Com o tempo, o mundo e, principalmente, o norte-americano médio, também foram seduzidos por Homer Simpson, que se tornou o personagem central da série.

Com o seu lendário de “D’oh!”, ele representava a falência gloriosa do homem comum. Era o reflexo satírico de uma América que, ao invés de se incomodar com as piadas ácidas sobre si mesma, gargalhava em frente à TV.

 

Nunca foi para crianças

O que mais chamou a atenção nisso tudo é que ‘Os Simpsons’ não eram para crianças. Matt Groening e seu time de roteiristas ousavam demais para “uma animação infantil”.

Até aquele momento, desenhos animados eram território sagrado da inocência. Se bem que… personagens como Pica-Pau e Pernalonga, que reinavam nos sábados de manhã nos EUA, tinham várias situações que passavam longe de serem recomendadas para crianças.

Já a FOX decidiu mirar de forma clara nos adultos que queriam rir de suas próprias falhas, suas rotinas absurdas e das ironias da vida moderna.

Colocar um desenho animado no horário nobre foi como lançar um show de heavy metal no meio de uma convenção de música clássica.

E foi um sucesso descomunal.

 

As fitas cassete de ‘Os Simpsons’

Enquanto nos Estados Unidos Bart Simpson estampava camisetas, mochilas e até papel higiênico (porque, aparentemente, nada era sagrado), na Alemanha eles decidiram inovar, transformando os episódios da série em… fitas cassete narradas.

Sim, fitas cassete.

Você apertava o “play” e ouvia uma voz descrevendo, com aquele entusiasmo alemão (o verdadeiro, e não de quem nasceu em Joinville), o que Bart estava aprontando, enquanto o áudio original do episódio corria ao fundo.

Não dava para ver as piadas visuais, mas a entonação compensava. Algo como: “E agora, Bart pisa com cuidado na pista de boliche!
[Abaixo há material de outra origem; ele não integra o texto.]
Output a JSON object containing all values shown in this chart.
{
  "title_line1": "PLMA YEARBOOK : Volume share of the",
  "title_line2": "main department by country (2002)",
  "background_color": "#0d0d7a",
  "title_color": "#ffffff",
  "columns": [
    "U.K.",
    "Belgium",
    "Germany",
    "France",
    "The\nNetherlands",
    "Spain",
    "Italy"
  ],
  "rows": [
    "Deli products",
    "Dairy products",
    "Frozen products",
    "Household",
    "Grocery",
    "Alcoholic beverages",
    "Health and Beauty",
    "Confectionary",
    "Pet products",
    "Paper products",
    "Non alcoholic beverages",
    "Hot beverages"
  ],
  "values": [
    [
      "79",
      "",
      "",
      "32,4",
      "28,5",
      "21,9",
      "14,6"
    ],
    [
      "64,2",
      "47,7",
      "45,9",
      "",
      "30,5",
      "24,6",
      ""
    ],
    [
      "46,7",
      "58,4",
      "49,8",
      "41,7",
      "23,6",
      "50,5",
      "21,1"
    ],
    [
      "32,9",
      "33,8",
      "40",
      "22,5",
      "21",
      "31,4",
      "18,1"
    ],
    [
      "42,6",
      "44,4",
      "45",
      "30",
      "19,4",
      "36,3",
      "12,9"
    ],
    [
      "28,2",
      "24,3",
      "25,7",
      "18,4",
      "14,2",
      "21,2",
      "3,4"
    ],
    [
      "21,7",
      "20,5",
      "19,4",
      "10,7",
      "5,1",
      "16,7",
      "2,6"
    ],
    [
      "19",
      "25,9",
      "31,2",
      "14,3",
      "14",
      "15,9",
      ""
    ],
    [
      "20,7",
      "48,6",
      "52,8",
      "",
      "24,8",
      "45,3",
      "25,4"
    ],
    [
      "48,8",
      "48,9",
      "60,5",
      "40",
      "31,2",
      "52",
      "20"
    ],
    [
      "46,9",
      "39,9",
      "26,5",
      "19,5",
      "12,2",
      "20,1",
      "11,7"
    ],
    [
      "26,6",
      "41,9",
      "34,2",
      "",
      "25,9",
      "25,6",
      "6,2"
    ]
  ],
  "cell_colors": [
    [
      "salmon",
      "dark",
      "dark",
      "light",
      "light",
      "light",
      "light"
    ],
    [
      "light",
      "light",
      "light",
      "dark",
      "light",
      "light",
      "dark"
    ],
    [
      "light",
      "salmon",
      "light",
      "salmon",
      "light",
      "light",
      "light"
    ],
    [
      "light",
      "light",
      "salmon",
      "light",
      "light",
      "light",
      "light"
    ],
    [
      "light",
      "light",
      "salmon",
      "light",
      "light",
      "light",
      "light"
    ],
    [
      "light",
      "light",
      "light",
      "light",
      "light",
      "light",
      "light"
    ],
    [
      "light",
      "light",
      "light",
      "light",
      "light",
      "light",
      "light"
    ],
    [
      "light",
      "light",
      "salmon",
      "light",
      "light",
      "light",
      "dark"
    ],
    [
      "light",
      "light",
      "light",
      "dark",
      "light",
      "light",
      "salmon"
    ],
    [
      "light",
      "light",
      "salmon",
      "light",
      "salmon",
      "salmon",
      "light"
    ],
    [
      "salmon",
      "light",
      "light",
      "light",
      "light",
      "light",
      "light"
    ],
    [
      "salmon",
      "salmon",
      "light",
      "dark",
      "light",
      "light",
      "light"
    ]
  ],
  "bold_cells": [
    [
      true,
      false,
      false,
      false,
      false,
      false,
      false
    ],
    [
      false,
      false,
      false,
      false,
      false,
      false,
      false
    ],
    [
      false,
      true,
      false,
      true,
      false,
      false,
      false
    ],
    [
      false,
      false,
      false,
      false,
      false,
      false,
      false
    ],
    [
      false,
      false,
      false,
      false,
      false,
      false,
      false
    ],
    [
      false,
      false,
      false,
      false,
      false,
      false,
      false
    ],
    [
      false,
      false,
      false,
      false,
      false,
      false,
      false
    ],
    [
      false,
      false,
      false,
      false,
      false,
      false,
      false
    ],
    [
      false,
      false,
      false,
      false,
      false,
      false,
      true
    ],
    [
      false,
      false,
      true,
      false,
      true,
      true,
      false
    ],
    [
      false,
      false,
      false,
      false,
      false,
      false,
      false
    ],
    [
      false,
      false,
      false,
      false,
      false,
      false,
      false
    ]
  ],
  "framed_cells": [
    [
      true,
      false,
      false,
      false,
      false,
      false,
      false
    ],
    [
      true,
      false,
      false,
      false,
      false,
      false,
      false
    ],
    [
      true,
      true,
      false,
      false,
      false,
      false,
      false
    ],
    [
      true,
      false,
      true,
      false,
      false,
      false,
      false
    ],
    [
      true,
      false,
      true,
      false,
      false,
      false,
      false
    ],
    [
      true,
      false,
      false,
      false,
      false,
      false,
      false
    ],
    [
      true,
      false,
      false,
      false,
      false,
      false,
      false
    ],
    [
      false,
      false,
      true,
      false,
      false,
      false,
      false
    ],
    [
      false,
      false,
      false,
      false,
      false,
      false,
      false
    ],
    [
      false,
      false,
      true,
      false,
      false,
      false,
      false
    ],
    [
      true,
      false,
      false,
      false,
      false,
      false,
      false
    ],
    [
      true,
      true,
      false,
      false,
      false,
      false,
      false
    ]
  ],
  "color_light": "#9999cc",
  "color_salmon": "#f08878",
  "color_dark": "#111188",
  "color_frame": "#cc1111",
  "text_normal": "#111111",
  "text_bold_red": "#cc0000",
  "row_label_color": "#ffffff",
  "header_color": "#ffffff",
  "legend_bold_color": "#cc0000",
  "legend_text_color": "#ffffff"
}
Ai, ai, ai, será que ele vai conseguir?”. Era tão excêntrico quanto genial.

Na época, essas fitas eram vendidas como pão quente na padoca do seu Manoel, ao lado de outras adaptações inusitadas de séries de TV.

Porém, enquanto outras histórias mal emplacaram duas fitas, Bart e sua turma conquistaram 15 volumes inteiros.
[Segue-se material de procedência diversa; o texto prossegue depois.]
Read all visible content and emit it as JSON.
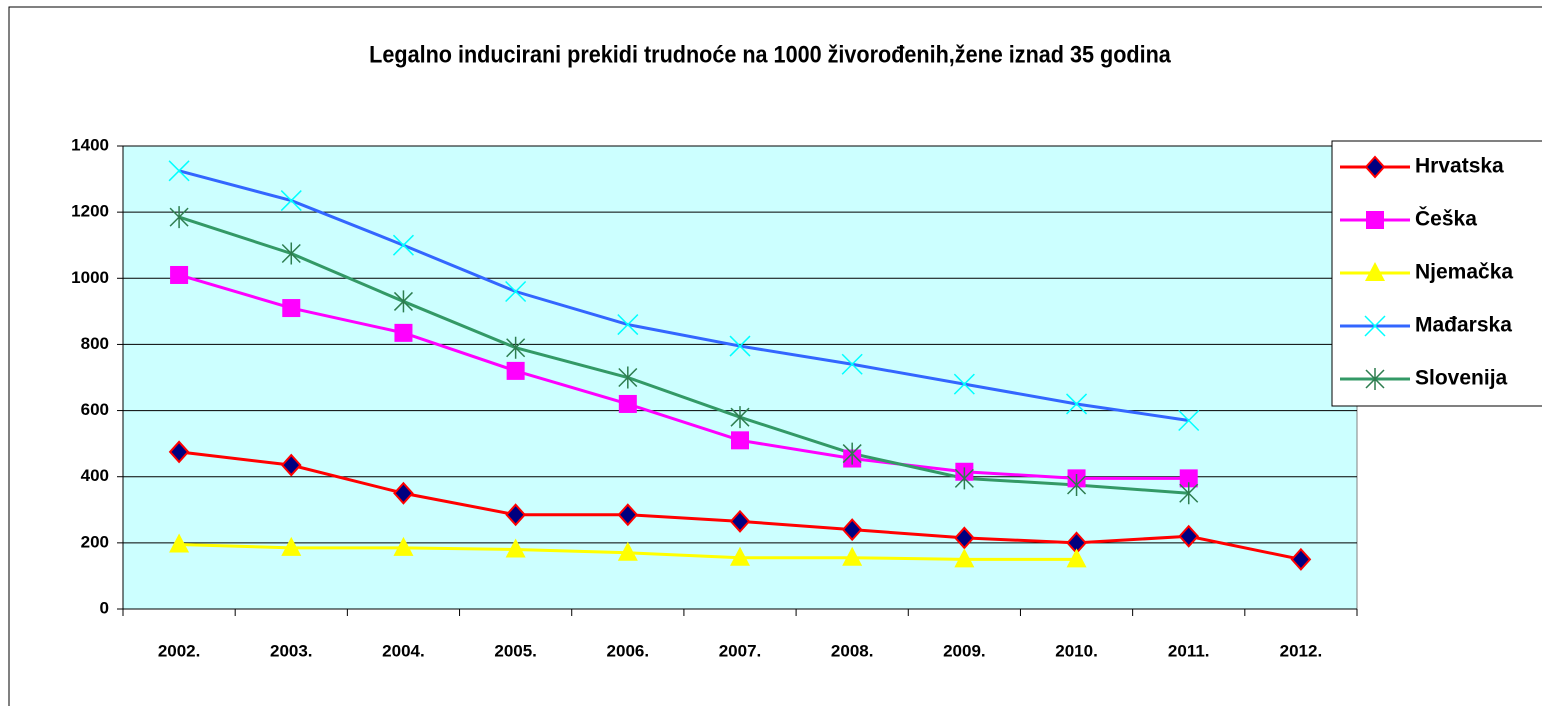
{
  "chart_data": {
    "type": "line",
    "title": "Legalno inducirani prekidi trudnoće na 1000 živorođenih,žene iznad 35 godina",
    "categories": [
      "2002.",
      "2003.",
      "2004.",
      "2005.",
      "2006.",
      "2007.",
      "2008.",
      "2009.",
      "2010.",
      "2011.",
      "2012."
    ],
    "series": [
      {
        "name": "Hrvatska",
        "color": "#ff0000",
        "marker": "diamond",
        "marker_color": "#000080",
        "values": [
          475,
          435,
          350,
          285,
          285,
          265,
          240,
          215,
          200,
          220,
          150
        ]
      },
      {
        "name": "Češka",
        "color": "#ff00ff",
        "marker": "square",
        "marker_color": "#ff00ff",
        "values": [
          1010,
          910,
          835,
          720,
          620,
          510,
          455,
          415,
          395,
          395,
          null
        ]
      },
      {
        "name": "Njemačka",
        "color": "#ffff00",
        "marker": "triangle",
        "marker_color": "#ffff00",
        "values": [
          195,
          185,
          185,
          180,
          170,
          155,
          155,
          150,
          150,
          null,
          null
        ]
      },
      {
        "name": "Mađarska",
        "color": "#3366ff",
        "marker": "x",
        "marker_color": "#00ffff",
        "values": [
          1325,
          1235,
          1100,
          960,
          860,
          795,
          740,
          680,
          620,
          570,
          null
        ]
      },
      {
        "name": "Slovenija",
        "color": "#339966",
        "marker": "star",
        "marker_color": "#2e7d4f",
        "values": [
          1185,
          1075,
          930,
          790,
          700,
          580,
          470,
          395,
          375,
          350,
          null
        ]
      }
    ],
    "ylim": [
      0,
      1400
    ],
    "yticks": [
      0,
      200,
      400,
      600,
      800,
      1000,
      1200,
      1400
    ],
    "grid": true,
    "legend": "right",
    "plot_background": "#ccffff"
  }
}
Em um universo paralelo, talvez você possa imaginar famílias alemãs reunidas ao redor de um toca-fitas ouvindo ‘A Odisseia de Homer’ com o mesmo entusiasmo que ouviriam uma radionovela dramática.
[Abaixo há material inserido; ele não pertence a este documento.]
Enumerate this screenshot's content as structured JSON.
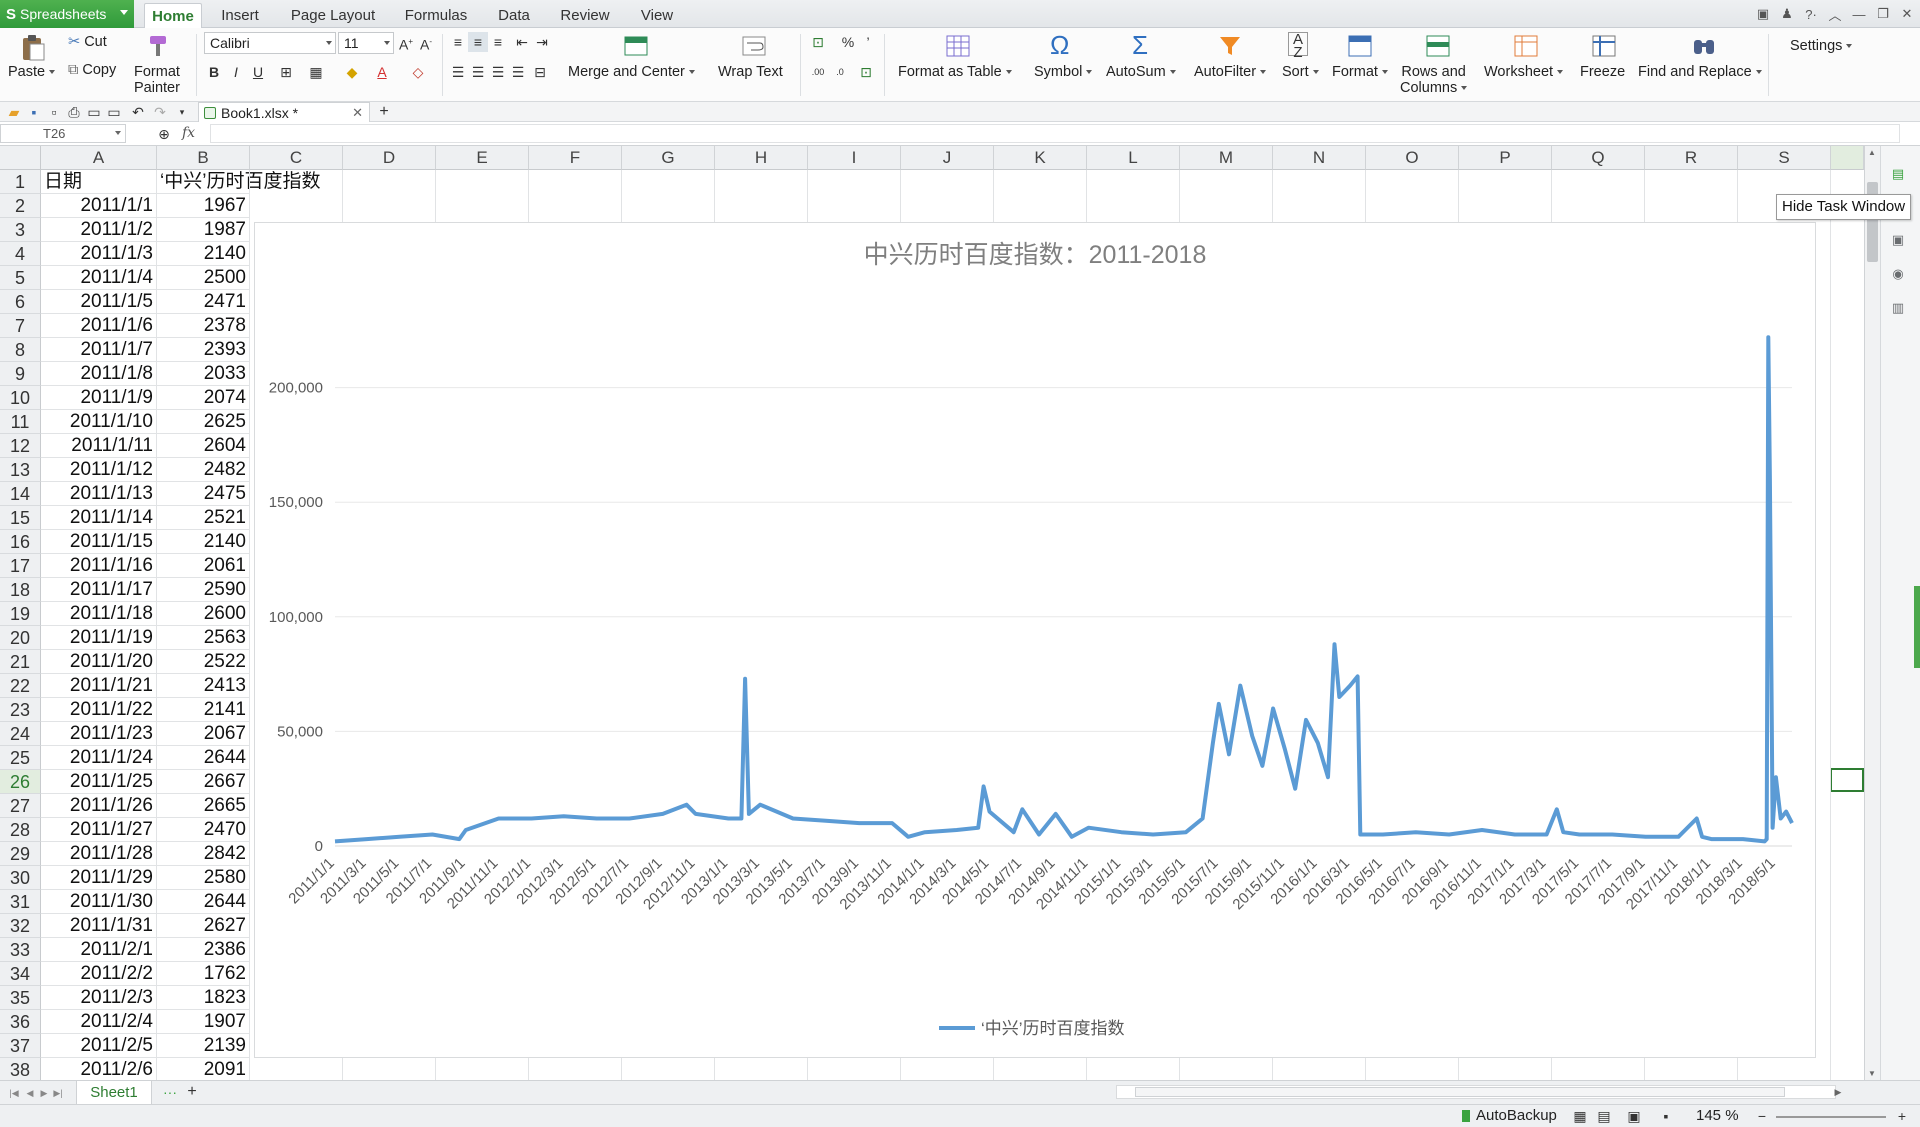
{
  "app": {
    "name": "Spreadsheets",
    "accent": "#3aa33f"
  },
  "menu_tabs": [
    "Home",
    "Insert",
    "Page Layout",
    "Formulas",
    "Data",
    "Review",
    "View"
  ],
  "active_tab": "Home",
  "ribbon": {
    "paste": "Paste",
    "cut": "Cut",
    "copy": "Copy",
    "format_painter_1": "Format",
    "format_painter_2": "Painter",
    "font_name": "Calibri",
    "font_size": "11",
    "bold": "B",
    "italic": "I",
    "underline": "U",
    "merge_center": "Merge and Center",
    "wrap_text": "Wrap Text",
    "percent": "%",
    "comma": "’",
    "format_table": "Format as Table",
    "symbol": "Symbol",
    "autosum": "AutoSum",
    "autofilter": "AutoFilter",
    "sort": "Sort",
    "format": "Format",
    "rows_cols_1": "Rows and",
    "rows_cols_2": "Columns",
    "worksheet": "Worksheet",
    "freeze": "Freeze",
    "find_replace": "Find and Replace",
    "settings": "Settings"
  },
  "document_tab": "Book1.xlsx *",
  "formula_bar": {
    "name_box": "T26",
    "fx": "fx",
    "value": ""
  },
  "columns": [
    "A",
    "B",
    "C",
    "D",
    "E",
    "F",
    "G",
    "H",
    "I",
    "J",
    "K",
    "L",
    "M",
    "N",
    "O",
    "P",
    "Q",
    "R",
    "S"
  ],
  "header_row": {
    "a": "日期",
    "b": "‘中兴’历时百度指数"
  },
  "rows": [
    [
      "2011/1/1",
      "1967"
    ],
    [
      "2011/1/2",
      "1987"
    ],
    [
      "2011/1/3",
      "2140"
    ],
    [
      "2011/1/4",
      "2500"
    ],
    [
      "2011/1/5",
      "2471"
    ],
    [
      "2011/1/6",
      "2378"
    ],
    [
      "2011/1/7",
      "2393"
    ],
    [
      "2011/1/8",
      "2033"
    ],
    [
      "2011/1/9",
      "2074"
    ],
    [
      "2011/1/10",
      "2625"
    ],
    [
      "2011/1/11",
      "2604"
    ],
    [
      "2011/1/12",
      "2482"
    ],
    [
      "2011/1/13",
      "2475"
    ],
    [
      "2011/1/14",
      "2521"
    ],
    [
      "2011/1/15",
      "2140"
    ],
    [
      "2011/1/16",
      "2061"
    ],
    [
      "2011/1/17",
      "2590"
    ],
    [
      "2011/1/18",
      "2600"
    ],
    [
      "2011/1/19",
      "2563"
    ],
    [
      "2011/1/20",
      "2522"
    ],
    [
      "2011/1/21",
      "2413"
    ],
    [
      "2011/1/22",
      "2141"
    ],
    [
      "2011/1/23",
      "2067"
    ],
    [
      "2011/1/24",
      "2644"
    ],
    [
      "2011/1/25",
      "2667"
    ],
    [
      "2011/1/26",
      "2665"
    ],
    [
      "2011/1/27",
      "2470"
    ],
    [
      "2011/1/28",
      "2842"
    ],
    [
      "2011/1/29",
      "2580"
    ],
    [
      "2011/1/30",
      "2644"
    ],
    [
      "2011/1/31",
      "2627"
    ],
    [
      "2011/2/1",
      "2386"
    ],
    [
      "2011/2/2",
      "1762"
    ],
    [
      "2011/2/3",
      "1823"
    ],
    [
      "2011/2/4",
      "1907"
    ],
    [
      "2011/2/5",
      "2139"
    ],
    [
      "2011/2/6",
      "2091"
    ]
  ],
  "selected_row": 26,
  "tooltip": "Hide Task Window",
  "sheet_tab": "Sheet1",
  "status": {
    "autobackup": "AutoBackup",
    "zoom": "145 %"
  },
  "chart_data": {
    "type": "line",
    "title": "中兴历时百度指数：2011-2018",
    "legend": "‘中兴’历时百度指数",
    "legend_position": "bottom",
    "line_color": "#5b9bd5",
    "ylim": [
      0,
      250000
    ],
    "yticks": [
      0,
      50000,
      100000,
      150000,
      200000
    ],
    "ytick_labels": [
      "0",
      "50,000",
      "100,000",
      "150,000",
      "200,000"
    ],
    "grid": true,
    "xtick_labels": [
      "2011/1/1",
      "2011/3/1",
      "2011/5/1",
      "2011/7/1",
      "2011/9/1",
      "2011/11/1",
      "2012/1/1",
      "2012/3/1",
      "2012/5/1",
      "2012/7/1",
      "2012/9/1",
      "2012/11/1",
      "2013/1/1",
      "2013/3/1",
      "2013/5/1",
      "2013/7/1",
      "2013/9/1",
      "2013/11/1",
      "2014/1/1",
      "2014/3/1",
      "2014/5/1",
      "2014/7/1",
      "2014/9/1",
      "2014/11/1",
      "2015/1/1",
      "2015/3/1",
      "2015/5/1",
      "2015/7/1",
      "2015/9/1",
      "2015/11/1",
      "2016/1/1",
      "2016/3/1",
      "2016/5/1",
      "2016/7/1",
      "2016/9/1",
      "2016/11/1",
      "2017/1/1",
      "2017/3/1",
      "2017/5/1",
      "2017/7/1",
      "2017/9/1",
      "2017/11/1",
      "2018/1/1",
      "2018/3/1",
      "2018/5/1"
    ],
    "series": [
      {
        "x": [
          "2011/1/1",
          "2011/3/1",
          "2011/5/1",
          "2011/7/1",
          "2011/8/20",
          "2011/9/1",
          "2011/11/1",
          "2012/1/1",
          "2012/3/1",
          "2012/5/1",
          "2012/7/1",
          "2012/9/1",
          "2012/10/15",
          "2012/11/1",
          "2013/1/1",
          "2013/1/25",
          "2013/2/1",
          "2013/2/8",
          "2013/3/1",
          "2013/5/1",
          "2013/7/1",
          "2013/9/1",
          "2013/11/1",
          "2013/12/1",
          "2014/1/1",
          "2014/3/1",
          "2014/4/10",
          "2014/4/20",
          "2014/5/1",
          "2014/6/15",
          "2014/7/1",
          "2014/8/1",
          "2014/9/1",
          "2014/10/1",
          "2014/11/1",
          "2015/1/1",
          "2015/3/1",
          "2015/5/1",
          "2015/6/1",
          "2015/6/20",
          "2015/7/1",
          "2015/7/20",
          "2015/8/10",
          "2015/9/1",
          "2015/9/20",
          "2015/10/10",
          "2015/11/1",
          "2015/11/20",
          "2015/12/10",
          "2016/1/1",
          "2016/1/20",
          "2016/2/1",
          "2016/2/10",
          "2016/3/1",
          "2016/3/15",
          "2016/3/20",
          "2016/5/1",
          "2016/7/1",
          "2016/9/1",
          "2016/11/1",
          "2017/1/1",
          "2017/3/1",
          "2017/3/20",
          "2017/4/1",
          "2017/5/1",
          "2017/7/1",
          "2017/9/1",
          "2017/11/1",
          "2017/12/5",
          "2017/12/15",
          "2018/1/1",
          "2018/3/1",
          "2018/4/10",
          "2018/4/14",
          "2018/4/17",
          "2018/4/20",
          "2018/4/25",
          "2018/5/1",
          "2018/5/10",
          "2018/5/20",
          "2018/5/31"
        ],
        "y": [
          2000,
          3000,
          4000,
          5000,
          3000,
          7000,
          12000,
          12000,
          13000,
          12000,
          12000,
          14000,
          18000,
          14000,
          12000,
          12000,
          73000,
          14000,
          18000,
          12000,
          11000,
          10000,
          10000,
          4000,
          6000,
          7000,
          8000,
          26000,
          15000,
          6000,
          16000,
          5000,
          14000,
          4000,
          8000,
          6000,
          5000,
          6000,
          12000,
          45000,
          62000,
          40000,
          70000,
          48000,
          35000,
          60000,
          42000,
          25000,
          55000,
          45000,
          30000,
          88000,
          65000,
          70000,
          74000,
          5000,
          5000,
          6000,
          5000,
          7000,
          5000,
          5000,
          16000,
          6000,
          5000,
          5000,
          4000,
          4000,
          12000,
          4000,
          3000,
          3000,
          2000,
          3000,
          222000,
          160000,
          8000,
          30000,
          12000,
          15000,
          10000
        ]
      }
    ]
  }
}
Enquanto isso, nos Estados Unidos, a família Simpson estava ocupada lançando álbuns de música e expandindo o seu império na cultura pop.

“Do the Bartman” era o hit mais improvável, misturando rap e frases de efeito como se Michael Jackson (que, aliás, ajudou a produzir a música) estivesse brincando com os bonecos amarelos da Mattel.

O resultado da parceria entre Bart Simpson e o Rei do Pop foi uma música na Billboard e um videoclipe veiculado na MTV.

O merchandising não tinha limites. Haviam bonecos, lancheiras, e até um jogo de videogame onde Homer perseguia um porco (!) em gráficos pixelados que hoje causariam risos de constrangimento.

 

Um legado eterno

Mas ‘Os Simpsons’ não conquistaram apenas os corações de fãs. A série conseguiu entrar em todos os campos da sociedade, indo da política à igreja, passando pelos meios acadêmicos, mundo esportivo e vários outros segmentos sociais.

Alguns políticos conservadores declararam que a série era um “perigo moral”, enquanto outros argumentavam que a família Simpson representava o que havia de mais genuíno na América: seus erros, suas esquisitices e, no fundo, sua humanidade.

Bart foi proibido em várias escolas, e camisetas com a frase “Underachiever and proud of it!” (Algo como “Incompetente, com orgulho!”) foram queimadas em nome da moralidade.

Sim. Hipocrisia pura do povo norte-americano.

Mas um sinal claro de que a série alcançou o seu principal objetivo: levantar discussões e reflexões críticas sobre o “american way of life”.

Hoje, é difícil imaginar o impacto absoluto de ‘Os Simpsons’ naquela época. Para muitos, a série foi muito além de mero entretenimento, pois foi o reflexo das aspirações, medos e absurdos de, pelo menos, três gerações completas de norte-americanos.

Nenhum produto televisivo chegou perto de alcançar esse impacto.

E para quem acha que isso ficou no passado, basta dar uma olhada no streaming, que (muito provavelmente) será a casa eterna de ‘Os Simpsons’.

Será no Disney+ que você vai encontrar Springfield, intacta, com sua cidade bizarra, seus personagens inconfundíveis e sua capacidade inigualável de transformar até mesmo uma fita cassete alemã em um objeto de desejo nostálgico.